Publishers Weekly posted a profile on Tapas this week, where they explained the formula. In a typical Tapas comic, panels are presented in a vertical format meant for scrolling. Stories are released in “chapters,” with the first one being free. You can’t read the rest, however, unless you spend “ink,” or Tapas’ digital currency and translation of real money. It works a lot like a FTP app, because it kind of is one. But it means writers and artists who publish on the Web can actually live off their pursuits, and in some cases the stories are being published in bookstores. Tapas founder and CEO Chang Kim told PW “In print, stories can have a slow buildup, but our series need to hook readers from the first chapter, because people are quick to decide if a story is for them or not.”
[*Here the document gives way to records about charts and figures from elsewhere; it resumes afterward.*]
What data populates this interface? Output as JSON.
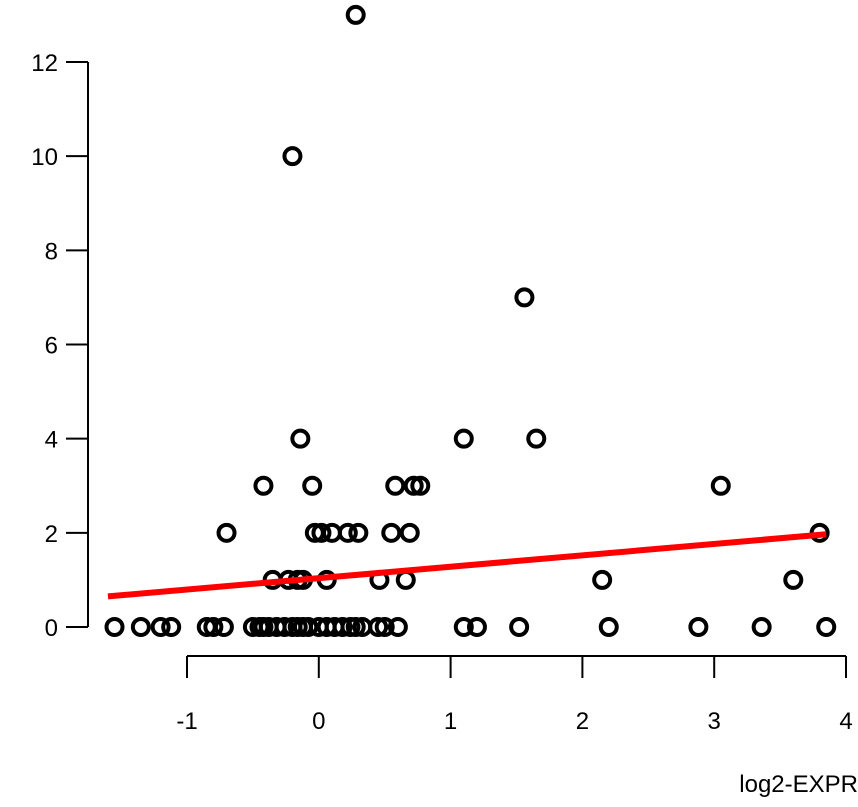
{
  "chart_data": {
    "type": "scatter",
    "title": "",
    "xlabel": "log2-EXPR",
    "ylabel": "",
    "xlim": [
      -1.6,
      3.9
    ],
    "ylim": [
      0,
      13
    ],
    "x_ticks": [
      -1,
      0,
      1,
      2,
      3,
      4
    ],
    "y_ticks": [
      0,
      2,
      4,
      6,
      8,
      10,
      12
    ],
    "grid": false,
    "legend": "none",
    "point_color": "#000000",
    "fit_line_color": "#ff0000",
    "points": [
      {
        "x": 0.28,
        "y": 13
      },
      {
        "x": -0.2,
        "y": 10
      },
      {
        "x": 1.56,
        "y": 7
      },
      {
        "x": -0.14,
        "y": 4
      },
      {
        "x": 1.1,
        "y": 4
      },
      {
        "x": 1.65,
        "y": 4
      },
      {
        "x": -0.42,
        "y": 3
      },
      {
        "x": -0.05,
        "y": 3
      },
      {
        "x": 0.58,
        "y": 3
      },
      {
        "x": 0.72,
        "y": 3
      },
      {
        "x": 0.77,
        "y": 3
      },
      {
        "x": 3.05,
        "y": 3
      },
      {
        "x": -0.7,
        "y": 2
      },
      {
        "x": -0.03,
        "y": 2
      },
      {
        "x": 0.02,
        "y": 2
      },
      {
        "x": 0.1,
        "y": 2
      },
      {
        "x": 0.22,
        "y": 2
      },
      {
        "x": 0.3,
        "y": 2
      },
      {
        "x": 0.55,
        "y": 2
      },
      {
        "x": 0.69,
        "y": 2
      },
      {
        "x": 3.8,
        "y": 2
      },
      {
        "x": -0.35,
        "y": 1
      },
      {
        "x": -0.23,
        "y": 1
      },
      {
        "x": -0.16,
        "y": 1
      },
      {
        "x": -0.12,
        "y": 1
      },
      {
        "x": 0.06,
        "y": 1
      },
      {
        "x": 0.46,
        "y": 1
      },
      {
        "x": 0.66,
        "y": 1
      },
      {
        "x": 2.15,
        "y": 1
      },
      {
        "x": 3.6,
        "y": 1
      },
      {
        "x": -1.55,
        "y": 0
      },
      {
        "x": -1.35,
        "y": 0
      },
      {
        "x": -1.2,
        "y": 0
      },
      {
        "x": -1.12,
        "y": 0
      },
      {
        "x": -0.85,
        "y": 0
      },
      {
        "x": -0.8,
        "y": 0
      },
      {
        "x": -0.72,
        "y": 0
      },
      {
        "x": -0.5,
        "y": 0
      },
      {
        "x": -0.45,
        "y": 0
      },
      {
        "x": -0.42,
        "y": 0
      },
      {
        "x": -0.38,
        "y": 0
      },
      {
        "x": -0.32,
        "y": 0
      },
      {
        "x": -0.26,
        "y": 0
      },
      {
        "x": -0.2,
        "y": 0
      },
      {
        "x": -0.16,
        "y": 0
      },
      {
        "x": -0.12,
        "y": 0
      },
      {
        "x": -0.08,
        "y": 0
      },
      {
        "x": 0.0,
        "y": 0
      },
      {
        "x": 0.06,
        "y": 0
      },
      {
        "x": 0.12,
        "y": 0
      },
      {
        "x": 0.18,
        "y": 0
      },
      {
        "x": 0.24,
        "y": 0
      },
      {
        "x": 0.28,
        "y": 0
      },
      {
        "x": 0.33,
        "y": 0
      },
      {
        "x": 0.45,
        "y": 0
      },
      {
        "x": 0.5,
        "y": 0
      },
      {
        "x": 0.6,
        "y": 0
      },
      {
        "x": 1.1,
        "y": 0
      },
      {
        "x": 1.2,
        "y": 0
      },
      {
        "x": 1.52,
        "y": 0
      },
      {
        "x": 2.2,
        "y": 0
      },
      {
        "x": 2.88,
        "y": 0
      },
      {
        "x": 3.36,
        "y": 0
      },
      {
        "x": 3.85,
        "y": 0
      }
    ],
    "fit_line": {
      "x": [
        -1.6,
        3.85
      ],
      "y": [
        0.65,
        1.97
      ]
    }
  }
}
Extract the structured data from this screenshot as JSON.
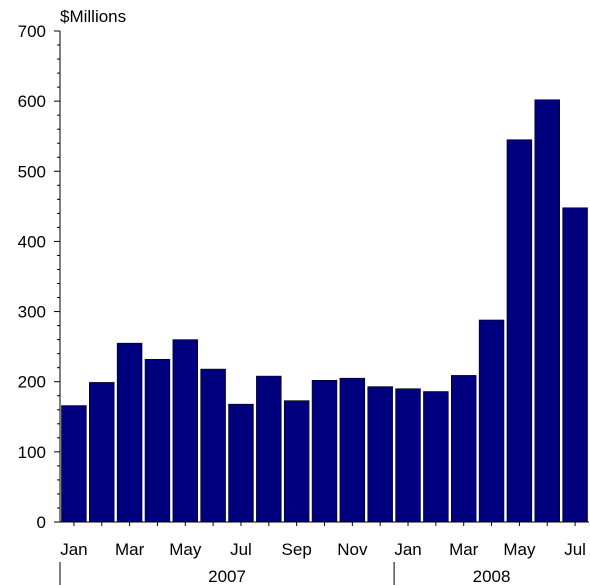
{
  "chart_data": {
    "type": "bar",
    "ylabel": "$Millions",
    "ylim": [
      0,
      700
    ],
    "yticks": [
      0,
      100,
      200,
      300,
      400,
      500,
      600,
      700
    ],
    "grid": false,
    "bar_color": "#00007f",
    "categories": [
      "Jan 2007",
      "Feb 2007",
      "Mar 2007",
      "Apr 2007",
      "May 2007",
      "Jun 2007",
      "Jul 2007",
      "Aug 2007",
      "Sep 2007",
      "Oct 2007",
      "Nov 2007",
      "Dec 2007",
      "Jan 2008",
      "Feb 2008",
      "Mar 2008",
      "Apr 2008",
      "May 2008",
      "Jun 2008",
      "Jul 2008"
    ],
    "values": [
      166,
      199,
      255,
      232,
      260,
      218,
      168,
      208,
      173,
      202,
      205,
      193,
      190,
      186,
      209,
      288,
      545,
      602,
      448
    ],
    "x_tick_labels": [
      {
        "index": 0,
        "label": "Jan"
      },
      {
        "index": 2,
        "label": "Mar"
      },
      {
        "index": 4,
        "label": "May"
      },
      {
        "index": 6,
        "label": "Jul"
      },
      {
        "index": 8,
        "label": "Sep"
      },
      {
        "index": 10,
        "label": "Nov"
      },
      {
        "index": 12,
        "label": "Jan"
      },
      {
        "index": 14,
        "label": "Mar"
      },
      {
        "index": 16,
        "label": "May"
      },
      {
        "index": 18,
        "label": "Jul"
      }
    ],
    "years": [
      {
        "label": "2007",
        "start": 0,
        "end": 11
      },
      {
        "label": "2008",
        "start": 12,
        "end": 18
      }
    ]
  }
}
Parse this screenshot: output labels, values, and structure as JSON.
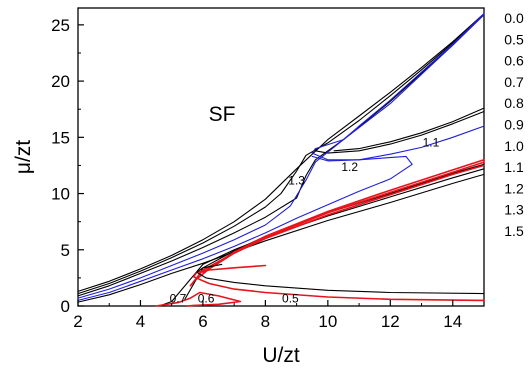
{
  "chart_data": {
    "type": "line",
    "title": "",
    "xlabel": "U/zt",
    "ylabel": "μ/zt",
    "xlim": [
      2,
      15
    ],
    "ylim": [
      0,
      26.5
    ],
    "x_ticks": [
      "2",
      "4",
      "6",
      "8",
      "10",
      "12",
      "14"
    ],
    "y_ticks": [
      "0",
      "5",
      "10",
      "15",
      "20",
      "25"
    ],
    "grid": false,
    "legend_placement": "right-outside",
    "legend_labels": [
      "0.0",
      "0.5",
      "0.6",
      "0.7",
      "0.8",
      "0.9",
      "1.0",
      "1.1",
      "1.2",
      "1.3",
      "1.5"
    ],
    "region_label": "SF",
    "annotations": [
      {
        "text": "0.7",
        "x": 5.2,
        "y": 0.3
      },
      {
        "text": "0.6",
        "x": 6.1,
        "y": 0.3
      },
      {
        "text": "0.5",
        "x": 8.8,
        "y": 0.3
      },
      {
        "text": "1.3",
        "x": 9.0,
        "y": 10.8
      },
      {
        "text": "1.2",
        "x": 10.7,
        "y": 12.0
      },
      {
        "text": "1.1",
        "x": 13.3,
        "y": 14.2
      }
    ],
    "colors": {
      "black": "#000000",
      "blue": "#1f1fd6",
      "red": "#e8141b"
    },
    "series": [
      {
        "color": "black",
        "x": [
          2,
          3,
          4,
          5,
          6,
          7,
          8,
          9,
          10,
          11,
          12,
          13,
          14,
          15
        ],
        "y": [
          1.3,
          2.2,
          3.3,
          4.5,
          5.9,
          7.5,
          9.5,
          12.2,
          14.8,
          16.9,
          19.0,
          21.2,
          23.5,
          26.0
        ]
      },
      {
        "color": "black",
        "x": [
          10.2,
          11,
          12,
          13,
          14,
          15
        ],
        "y": [
          13.8,
          14.0,
          14.6,
          15.4,
          16.4,
          17.6
        ]
      },
      {
        "color": "black",
        "x": [
          2,
          3,
          4,
          5,
          6,
          7,
          8,
          8.5,
          9,
          9.3,
          10,
          11,
          12,
          13,
          14,
          15
        ],
        "y": [
          1.1,
          2.0,
          3.1,
          4.3,
          5.6,
          7.1,
          8.8,
          10.0,
          12.0,
          13.4,
          14.5,
          16.5,
          18.7,
          21.0,
          23.4,
          26.0
        ]
      },
      {
        "color": "black",
        "x": [
          9.6,
          10,
          11,
          12,
          13,
          14,
          15
        ],
        "y": [
          13.8,
          13.6,
          13.8,
          14.4,
          15.2,
          16.2,
          17.3
        ]
      },
      {
        "color": "black",
        "x": [
          2,
          3,
          4,
          5,
          6,
          7,
          8,
          9,
          9.3,
          9.6,
          10.5,
          12,
          13,
          14,
          15
        ],
        "y": [
          0.9,
          1.8,
          2.9,
          4.0,
          5.2,
          6.5,
          7.9,
          9.6,
          11.6,
          13.0,
          14.8,
          18.2,
          20.7,
          23.2,
          25.9
        ]
      },
      {
        "color": "blue",
        "x": [
          2,
          3,
          4,
          5,
          6,
          7,
          8,
          8.8,
          9.3,
          9.6,
          10.5,
          11,
          12,
          13,
          14,
          15
        ],
        "y": [
          0.7,
          1.5,
          2.5,
          3.6,
          4.7,
          5.9,
          7.2,
          8.9,
          11.2,
          12.8,
          14.8,
          16.0,
          18.3,
          20.8,
          23.3,
          26.0
        ]
      },
      {
        "color": "blue",
        "x": [
          9.5,
          10,
          11,
          12,
          13,
          14,
          15
        ],
        "y": [
          13.3,
          12.9,
          13.0,
          13.5,
          14.1,
          15.0,
          16.0
        ]
      },
      {
        "color": "blue",
        "x": [
          2,
          3,
          4,
          5,
          6,
          7,
          8,
          9,
          10,
          11,
          12,
          12.7,
          12.5,
          11,
          10,
          9.5,
          9.6,
          10.5,
          12,
          13,
          14,
          15
        ],
        "y": [
          0.5,
          1.2,
          2.2,
          3.2,
          4.2,
          5.3,
          6.5,
          7.8,
          9.0,
          10.2,
          11.3,
          12.6,
          13.3,
          13.0,
          13.0,
          13.6,
          14.0,
          14.8,
          18.0,
          20.6,
          23.2,
          25.9
        ]
      },
      {
        "color": "black",
        "x": [
          2,
          3,
          4,
          5,
          6,
          7,
          8,
          10,
          12,
          14,
          15
        ],
        "y": [
          0.35,
          1.0,
          1.9,
          2.9,
          3.8,
          4.8,
          5.8,
          7.6,
          9.2,
          10.9,
          11.7
        ]
      },
      {
        "color": "black",
        "x": [
          4.6,
          5,
          6,
          7,
          8,
          10,
          12,
          14,
          15
        ],
        "y": [
          0.0,
          0.4,
          3.7,
          5.0,
          6.1,
          8.0,
          9.7,
          11.4,
          12.2
        ]
      },
      {
        "color": "black",
        "x": [
          5.4,
          6,
          7,
          8,
          10,
          12,
          14,
          15
        ],
        "y": [
          0.5,
          3.4,
          4.9,
          6.2,
          8.3,
          10.0,
          11.8,
          12.6
        ]
      },
      {
        "color": "red",
        "x": [
          5.6,
          6,
          7,
          8,
          10,
          12,
          14,
          15
        ],
        "y": [
          1.8,
          3.2,
          4.7,
          6.0,
          8.1,
          9.9,
          11.7,
          12.5
        ]
      },
      {
        "color": "red",
        "x": [
          5.8,
          6.2,
          7,
          8,
          10,
          12,
          14,
          15
        ],
        "y": [
          2.4,
          3.3,
          4.7,
          6.1,
          8.3,
          10.1,
          11.9,
          12.8
        ]
      },
      {
        "color": "red",
        "x": [
          6.0,
          7,
          8,
          10,
          12,
          14,
          15
        ],
        "y": [
          3.0,
          4.8,
          6.2,
          8.4,
          10.3,
          12.1,
          13.0
        ]
      },
      {
        "color": "red",
        "x": [
          4.5,
          5.2,
          5.6,
          5.9,
          6.5,
          7.2,
          6.5,
          5.7,
          5.5
        ],
        "y": [
          0.0,
          0.3,
          0.7,
          1.2,
          0.9,
          0.4,
          0.15,
          0.05,
          0.0
        ]
      },
      {
        "color": "red",
        "x": [
          15,
          12,
          10,
          8,
          7,
          6.2,
          5.7,
          5.8,
          6.2,
          7,
          8
        ],
        "y": [
          0.5,
          0.6,
          0.8,
          1.2,
          1.5,
          2.0,
          2.6,
          3.0,
          3.2,
          3.4,
          3.6
        ]
      },
      {
        "color": "black",
        "x": [
          15,
          12,
          10,
          8,
          7,
          6.1,
          5.8,
          6.0,
          6.6
        ],
        "y": [
          1.1,
          1.2,
          1.4,
          1.8,
          2.1,
          2.5,
          3.0,
          3.4,
          3.7
        ]
      }
    ]
  }
}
If there’s one problem Tapas hasn’t solved, it’s accessibility and mass appeal. What I often noticed with the old webcomic aggregator sites is that a specific crowd’s tastes would often dominate the voting process and the top 50 picks on the front page would only serve one niche audience. (Once the furries found a site, werewolf-people were all you’d get.) And a glance at Tapas’ offerings looks like the same comic repeated over and over: lots and lots of manga-inspired romance novels for giggly teenagers with titles like “My Secretly Hot Husband!” Kim admits in the article the majority of Tapas readers are women age 18-24. “That wasn’t our intention, as we have a lot of content that appeals to males as well.” This is not immediately apparent and it takes some serious searching to find.
The userbase on Tapas has grown every year, and Kim sees even bigger things in the company’s future: more print books, partnerships with publishers like Boom and Vault Comics, and possibly even animated adaptions. We’ll see what the future holds (just keep “My Secretly Hot Husband” off Netflix).